Hundreds of millions were appropriated in the course of a few years to prevent the complete ruin of the landholding nobility. No such liberality was allowed in the conduct of the Peasant’s Bank, which was founded with the express object of providing the money needed by the peasant for the purchase of land.[178] Amidst the jubilations with which the peasantist press greeted the birth of this still-born child, Mr. Lobachevsky (pseudonym), one of the broadest minded of the Russian statisticians, raised the sole dissenting voice. He advanced the opinion[179] that to establish a Bank with a stock of a few millions for tens of millions of peasants, was to create a small peasant bourgeoisie that would inevitably take advantage of the poverty of the more helpless members of its class, and that the poor householder would infallibly succumb if he accepted the services of the Peasant’s Bank. This opinion received a speedy confirmation in the actual practice of the Bank, which soon proved itself to be merely a supplementary department of the Nobility’s Bank.
Says Mr. Herzenstein, a Russian Catheder-Sozialist, “It is universally known that the peasants’ purchases enabled the landlords to get rid, at a high price, of those tracts which yielded them no income, and that, taking it all in all, the peasants paid more for their land than it was worth.”[180]
It was again the same truly Russian system which had been tried with such splendid success on the occasion of the emancipation of the serfs. Furthermore, the interest levied by the Bank, viz: 7½ per cent., exceeds that charged by any of the private mortgage banks (6 per cent.), whereas, with the Nobility’s Bank, the interest is less than that charged by private banks.[181]
It is therefore by no means surprising to find that speedy ruin is the debtor’s fate. In the period from 1887 to 1890, 8.8 per cent. of all the land purchased with the aid of the Peasant’s Bank, was relinquished by the mortgageors, the failures amounting to 7,637,034 rubles, or to 14 per cent. of all the loans granted by the Bank.[182] The operations of the Bank necessarily suffered a diminution.[183] However, all these inconveniences are but matters of secondary importance. Had everything gone smoothly, the Bank would nevertheless have effected no actual change in the economics of the village.

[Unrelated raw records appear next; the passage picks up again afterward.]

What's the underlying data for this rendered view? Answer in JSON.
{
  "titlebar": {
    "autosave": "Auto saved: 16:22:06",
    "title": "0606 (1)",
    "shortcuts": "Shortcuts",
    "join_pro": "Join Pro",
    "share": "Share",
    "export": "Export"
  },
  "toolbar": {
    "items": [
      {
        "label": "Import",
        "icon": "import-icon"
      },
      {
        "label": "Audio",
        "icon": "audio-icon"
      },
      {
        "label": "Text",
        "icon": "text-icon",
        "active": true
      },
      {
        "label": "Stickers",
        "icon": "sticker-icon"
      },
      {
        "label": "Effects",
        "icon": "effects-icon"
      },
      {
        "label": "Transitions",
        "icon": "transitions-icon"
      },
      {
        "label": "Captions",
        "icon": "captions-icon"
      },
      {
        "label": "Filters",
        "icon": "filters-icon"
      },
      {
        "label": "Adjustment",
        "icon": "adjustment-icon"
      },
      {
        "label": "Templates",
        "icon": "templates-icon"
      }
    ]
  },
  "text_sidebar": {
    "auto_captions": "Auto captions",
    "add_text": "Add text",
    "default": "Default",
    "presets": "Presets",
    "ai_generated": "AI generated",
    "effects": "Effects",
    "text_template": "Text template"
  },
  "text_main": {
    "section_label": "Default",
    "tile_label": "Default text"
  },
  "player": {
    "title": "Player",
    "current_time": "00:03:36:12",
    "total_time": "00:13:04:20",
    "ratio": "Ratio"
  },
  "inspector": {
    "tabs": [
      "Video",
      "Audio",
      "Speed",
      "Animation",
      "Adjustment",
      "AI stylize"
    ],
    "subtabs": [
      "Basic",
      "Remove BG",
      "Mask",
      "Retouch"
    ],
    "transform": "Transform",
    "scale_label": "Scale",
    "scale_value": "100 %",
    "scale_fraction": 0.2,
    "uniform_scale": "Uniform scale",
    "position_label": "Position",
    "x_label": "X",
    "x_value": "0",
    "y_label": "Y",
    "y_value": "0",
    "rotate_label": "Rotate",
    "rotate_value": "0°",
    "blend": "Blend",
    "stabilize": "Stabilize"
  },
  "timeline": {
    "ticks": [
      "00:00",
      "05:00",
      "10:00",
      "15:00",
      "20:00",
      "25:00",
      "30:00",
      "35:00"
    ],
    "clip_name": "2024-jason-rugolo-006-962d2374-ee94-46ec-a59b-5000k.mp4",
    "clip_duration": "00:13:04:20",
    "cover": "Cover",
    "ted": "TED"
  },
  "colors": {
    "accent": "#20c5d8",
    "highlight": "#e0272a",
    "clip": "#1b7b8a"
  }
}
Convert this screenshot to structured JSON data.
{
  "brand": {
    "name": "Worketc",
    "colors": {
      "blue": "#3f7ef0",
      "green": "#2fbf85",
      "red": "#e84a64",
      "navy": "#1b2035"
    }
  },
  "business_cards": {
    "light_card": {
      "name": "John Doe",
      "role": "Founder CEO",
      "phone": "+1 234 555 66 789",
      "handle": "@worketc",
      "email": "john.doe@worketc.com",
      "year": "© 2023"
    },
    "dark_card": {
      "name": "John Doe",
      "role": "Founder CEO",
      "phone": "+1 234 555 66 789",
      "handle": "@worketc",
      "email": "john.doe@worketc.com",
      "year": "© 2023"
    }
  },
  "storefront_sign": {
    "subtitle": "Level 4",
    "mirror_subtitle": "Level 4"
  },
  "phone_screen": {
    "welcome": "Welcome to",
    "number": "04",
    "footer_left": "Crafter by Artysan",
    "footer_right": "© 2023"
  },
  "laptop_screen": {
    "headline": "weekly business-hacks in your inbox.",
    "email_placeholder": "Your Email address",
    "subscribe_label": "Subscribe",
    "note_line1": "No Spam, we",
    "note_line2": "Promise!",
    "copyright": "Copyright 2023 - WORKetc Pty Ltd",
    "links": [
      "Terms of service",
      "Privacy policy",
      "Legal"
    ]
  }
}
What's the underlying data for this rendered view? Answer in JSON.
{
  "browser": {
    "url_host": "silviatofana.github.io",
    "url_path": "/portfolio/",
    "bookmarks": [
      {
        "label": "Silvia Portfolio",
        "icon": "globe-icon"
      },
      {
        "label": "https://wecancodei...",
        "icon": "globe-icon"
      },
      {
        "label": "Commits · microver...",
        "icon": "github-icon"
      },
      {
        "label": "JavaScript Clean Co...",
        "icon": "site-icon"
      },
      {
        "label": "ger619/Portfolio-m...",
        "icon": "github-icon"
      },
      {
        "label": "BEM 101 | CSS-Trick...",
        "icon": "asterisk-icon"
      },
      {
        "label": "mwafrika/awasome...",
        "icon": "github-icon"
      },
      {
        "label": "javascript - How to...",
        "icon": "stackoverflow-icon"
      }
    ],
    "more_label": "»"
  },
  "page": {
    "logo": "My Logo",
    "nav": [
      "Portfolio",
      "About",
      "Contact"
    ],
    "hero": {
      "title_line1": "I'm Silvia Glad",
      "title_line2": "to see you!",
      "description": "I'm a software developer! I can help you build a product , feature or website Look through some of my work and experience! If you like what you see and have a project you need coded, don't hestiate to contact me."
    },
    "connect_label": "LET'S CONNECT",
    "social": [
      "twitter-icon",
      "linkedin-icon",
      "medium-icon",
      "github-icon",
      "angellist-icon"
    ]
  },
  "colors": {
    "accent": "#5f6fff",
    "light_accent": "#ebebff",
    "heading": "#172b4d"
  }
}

As may be remembered, the village community needs about one-half more land in order to enable all its members to hold their position as farmers. To put peasant landholding upon a proper footing in the famine-stricken region, many times more land would be required than that purchased by all the peasants throughout Russia with the aid of the Peasant’s Bank.[184]
It may be questioned whether the operations of the Bank have been even sufficient to counterbalance the further parcellation of peasant holdings which has resulted from the growth of population. The economic tendencies prevalent in the village during the first year of the present reign may be regarded as being even more pronounced to-day.